Sunday 10 August 2014

Short Fiction News, Mid-2014

I'm currently on the train back from Nine Worlds, which was for the most part a lot of fun, but which I'm at this precise moment too tired, hungover, and not-quite-sure-of-exactly-what-I-thought to try and blog about.  So here's one I prepared earlier...

I remember writing quite a grumbly post when I got my first short story acceptance of 2014, that being Twitcher to the fine folks at Pseudopod, thanks to the fact that it came in goddamn May and four and a bit months is a fair while to go without a sale.  (In fact it had been quite a bit more than that because the tail end of 2013 hadn't been exactly brilliant either.)  Well, it's August now and I'm grumbling substantially less.  In fact if things were to keep on like the last couple of months then I'd be happy indeed ... which of course they probably won't, so I'd better get my positivism in while I can:

- First up I sold Twilight For the Nightingale, the story I'd been unhelpfully referring to as my homoerotic supervillain story, to Resurrection House's forthcoming XIII anthology.  I'm hopeful that this will be one of those rare perfect pairings of story and market, because it sounds like it's going to be a terrifically bonkers book.  I mean, you know when editors normally say they want something a bit like Neil Gaiman or whatever?  Mark Teppo name-checked Kafka, Gene Wolfe, Darren Aronofsky and David Lynch.  I'm really looking forward to getting my hands on this one.

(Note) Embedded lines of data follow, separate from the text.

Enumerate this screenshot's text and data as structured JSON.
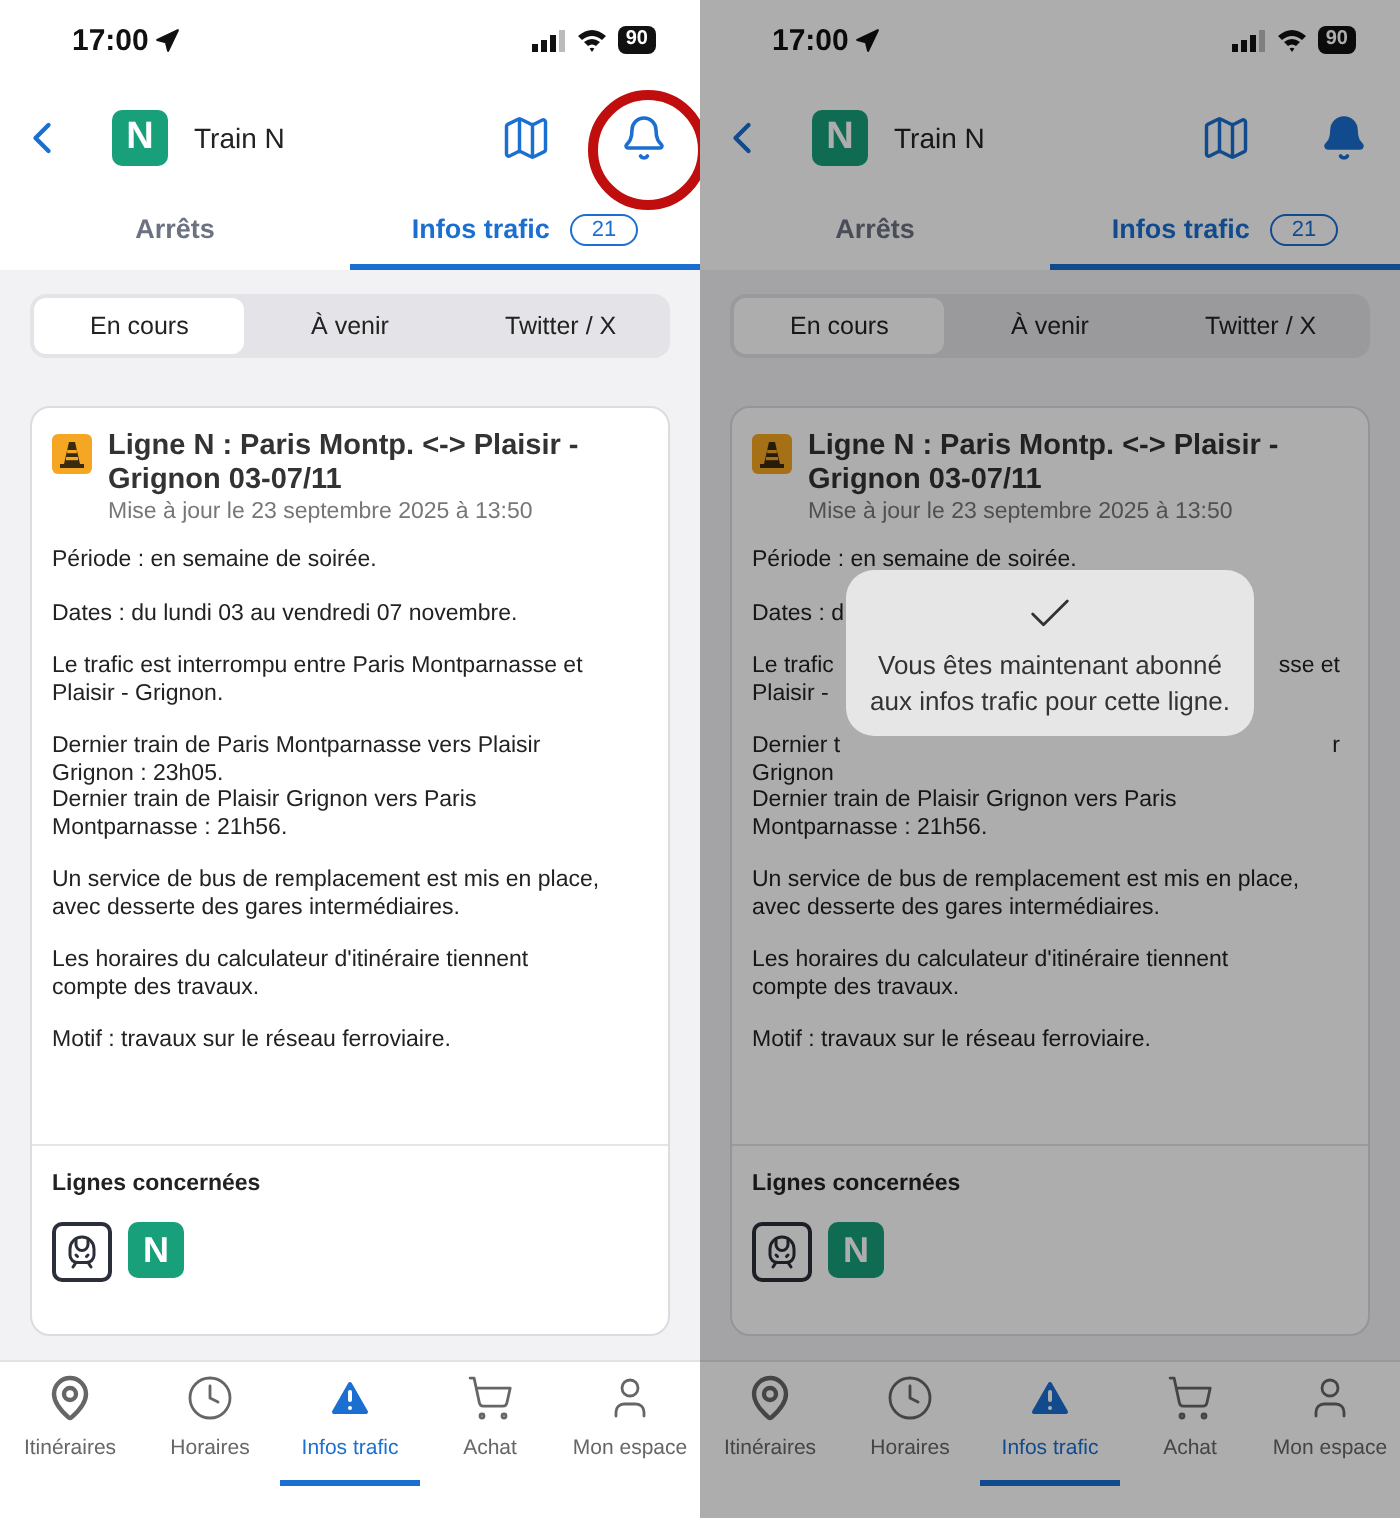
{
  "screens": [
    {
      "status_bar": {
        "time": "17:00",
        "battery": "90"
      },
      "header": {
        "line_badge": "N",
        "title": "Train N",
        "notifications_on": false,
        "highlighted": true
      },
      "tabs": [
        {
          "label": "Arrêts",
          "selected": false
        },
        {
          "label": "Infos trafic",
          "count": "21",
          "selected": true
        }
      ],
      "segments": [
        {
          "label": "En cours",
          "selected": true
        },
        {
          "label": "À venir",
          "selected": false
        },
        {
          "label": "Twitter / X",
          "selected": false
        }
      ],
      "alert": {
        "title": "Ligne N : Paris Montp. <-> Plaisir - Grignon 03-07/11",
        "updated": "Mise à jour le 23 septembre 2025 à 13:50",
        "paragraphs": [
          [
            {
              "kind": "full",
              "text": "Période : en semaine de soirée."
            }
          ],
          [
            {
              "kind": "full",
              "text": "Dates : du lundi 03 au vendredi 07 novembre."
            }
          ],
          [
            {
              "kind": "full",
              "text": "Le trafic est interrompu entre Paris Montparnasse et"
            },
            {
              "kind": "full",
              "text": "Plaisir - Grignon."
            }
          ],
          [
            {
              "kind": "full",
              "text": "Dernier train de Paris Montparnasse vers Plaisir"
            },
            {
              "kind": "full",
              "text": "Grignon : 23h05."
            },
            {
              "kind": "full",
              "text": "Dernier train de Plaisir Grignon vers Paris"
            },
            {
              "kind": "full",
              "text": "Montparnasse : 21h56."
            }
          ],
          [
            {
              "kind": "full",
              "text": "Un service de bus de remplacement est mis en place,"
            },
            {
              "kind": "full",
              "text": "avec desserte des gares intermédiaires."
            }
          ],
          [
            {
              "kind": "full",
              "text": "Les horaires du calculateur d'itinéraire tiennent"
            },
            {
              "kind": "full",
              "text": "compte des travaux."
            }
          ],
          [
            {
              "kind": "full",
              "text": "Motif : travaux sur le réseau ferroviaire."
            }
          ]
        ],
        "lines_heading": "Lignes concernées",
        "line_badges": [
          {
            "kind": "train"
          },
          {
            "kind": "line",
            "label": "N"
          }
        ]
      },
      "bottom_nav": [
        {
          "kind": "route",
          "label": "Itinéraires",
          "selected": false
        },
        {
          "kind": "clock",
          "label": "Horaires",
          "selected": false
        },
        {
          "kind": "alert",
          "label": "Infos trafic",
          "selected": true
        },
        {
          "kind": "cart",
          "label": "Achat",
          "selected": false
        },
        {
          "kind": "person",
          "label": "Mon espace",
          "selected": false
        }
      ]
    },
    {
      "status_bar": {
        "time": "17:00",
        "battery": "90"
      },
      "header": {
        "line_badge": "N",
        "title": "Train N",
        "notifications_on": true,
        "highlighted": false
      },
      "tabs": [
        {
          "label": "Arrêts",
          "selected": false
        },
        {
          "label": "Infos trafic",
          "count": "21",
          "selected": true
        }
      ],
      "segments": [
        {
          "label": "En cours",
          "selected": true
        },
        {
          "label": "À venir",
          "selected": false
        },
        {
          "label": "Twitter / X",
          "selected": false
        }
      ],
      "alert": {
        "title": "Ligne N : Paris Montp. <-> Plaisir - Grignon 03-07/11",
        "updated": "Mise à jour le 23 septembre 2025 à 13:50",
        "paragraphs": [
          [
            {
              "kind": "full",
              "text": "Période : en semaine de soirée."
            }
          ],
          [
            {
              "kind": "split",
              "left": "Dates : d"
            }
          ],
          [
            {
              "kind": "split",
              "left": "Le trafic",
              "right": "sse et"
            },
            {
              "kind": "split",
              "left": "Plaisir -"
            }
          ],
          [
            {
              "kind": "split",
              "left": "Dernier t",
              "right": "r"
            },
            {
              "kind": "full",
              "text": "Grignon"
            },
            {
              "kind": "full",
              "text": "Dernier train de Plaisir Grignon vers Paris"
            },
            {
              "kind": "full",
              "text": "Montparnasse : 21h56."
            }
          ],
          [
            {
              "kind": "full",
              "text": "Un service de bus de remplacement est mis en place,"
            },
            {
              "kind": "full",
              "text": "avec desserte des gares intermédiaires."
            }
          ],
          [
            {
              "kind": "full",
              "text": "Les horaires du calculateur d'itinéraire tiennent"
            },
            {
              "kind": "full",
              "text": "compte des travaux."
            }
          ],
          [
            {
              "kind": "full",
              "text": "Motif : travaux sur le réseau ferroviaire."
            }
          ]
        ],
        "lines_heading": "Lignes concernées",
        "line_badges": [
          {
            "kind": "train"
          },
          {
            "kind": "line",
            "label": "N"
          }
        ]
      },
      "bottom_nav": [
        {
          "kind": "route",
          "label": "Itinéraires",
          "selected": false
        },
        {
          "kind": "clock",
          "label": "Horaires",
          "selected": false
        },
        {
          "kind": "alert",
          "label": "Infos trafic",
          "selected": true
        },
        {
          "kind": "cart",
          "label": "Achat",
          "selected": false
        },
        {
          "kind": "person",
          "label": "Mon espace",
          "selected": false
        }
      ],
      "toast": {
        "message": "Vous êtes maintenant abonné aux infos trafic pour cette ligne."
      }
    }
  ]
}
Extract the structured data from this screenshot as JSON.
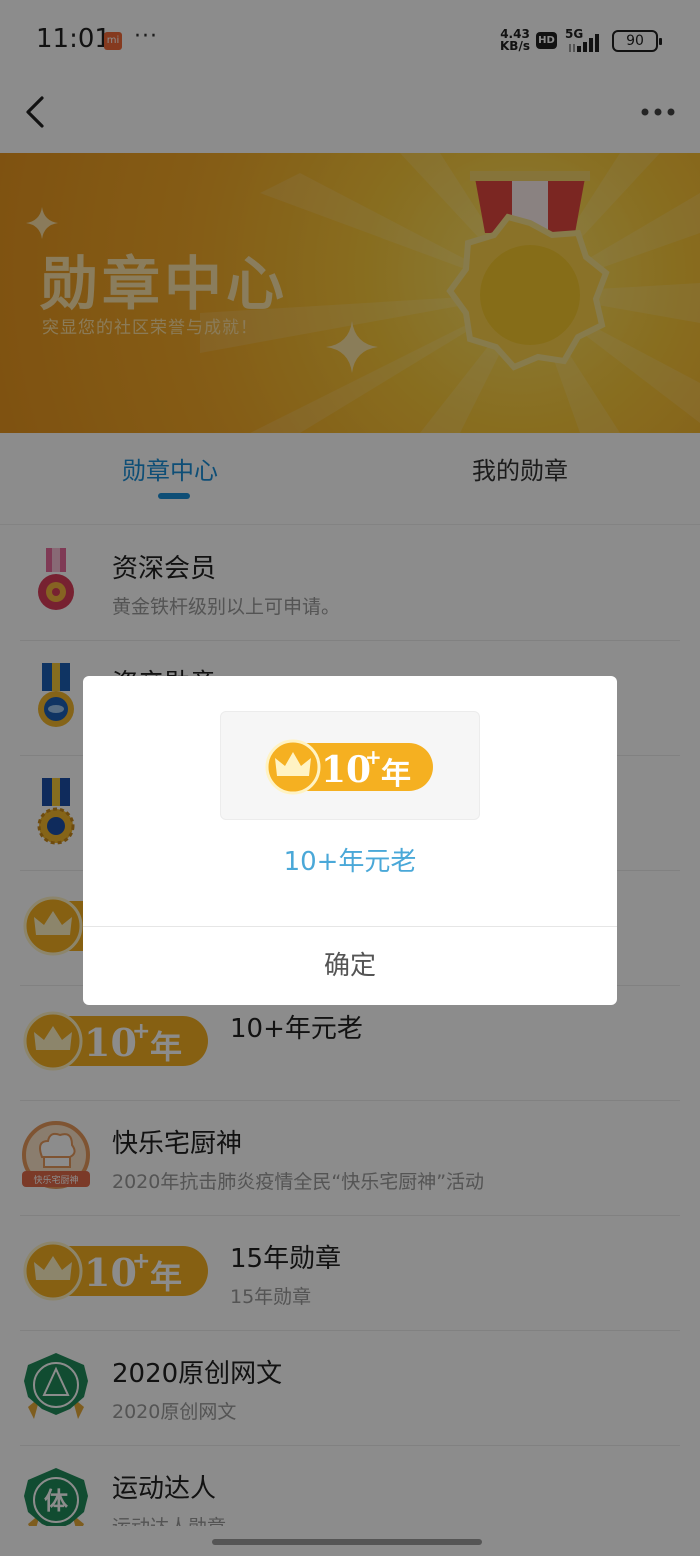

- Out of the blue I got some good news, not to mention a little unexpected cash, when Kat Rocha of 01 Publishing got in touch to say that the previously e-book only Whispers From the Abyss collection, which includes my My Friend Fishfinger By Daisy, Age 7, had done well enough to warrant a print edition.  As I've noted before now, this was a terrific little collection and deserves to do well.  I've since discovered that 01 have run a Kickstarter for the project, which has finished now but remains well worth checking out for its fantastic trailer.  If I wasn't due two copies as a contributor then I suspect this would have been the first Kickstarter I got actively involved with, because I want me a Star Spawn poster something bad.

- Soon after that I got my quickest ever acceptance, when relatively new outfit Eldritch Press got back to me within four hours to say that they'd like to take my story Br(other) for their upcoming Our World of Horror anthology.  I genuinely assumed this was some sort of mistake until the contract came through, because four hours.  That's barely even a real amount of time.  I mean, I've spent that long in the shower before now.  Anyway, if the cover art is anything to go by then this one is going by both great and seriously warped. 

- I realised that I might as well send one of the short comic scripts I've been sitting on for years to Futurequake, who published a couple of my early efforts in that department a few years back.  The one I opted for was a story called Conservationists,which I'm hopeful may be the only occasion of anyone telling an alien invasion story through the eyes of an urban fox.  It's a frankly insane, completely dialogue-free bit of work, and I can't wait to see what an artist makes of it.

- Last but not least, and unusually up to the minute in that I only found out three hours ago, but Jonathan Green, official Nicest Man in Fantasy (and yet, paradoxically, the world's meanest Just a Minute player), let me know that he'll be using my The Shark in the Heart for his forthcoming-next-year-from-Snow Books anthology Sharkpunk

Because yes, apparently, now that's a thing.

So there we go.  I'm still way behind on my target for this year, which should theoretically be going really well due to all the additional time I have and in fact is going worse than last year, when I had hardly any time at all.  But a couple of good months surely does take the edge off, and who knows?  There may yet come another surge of goodnewsery before the year is out.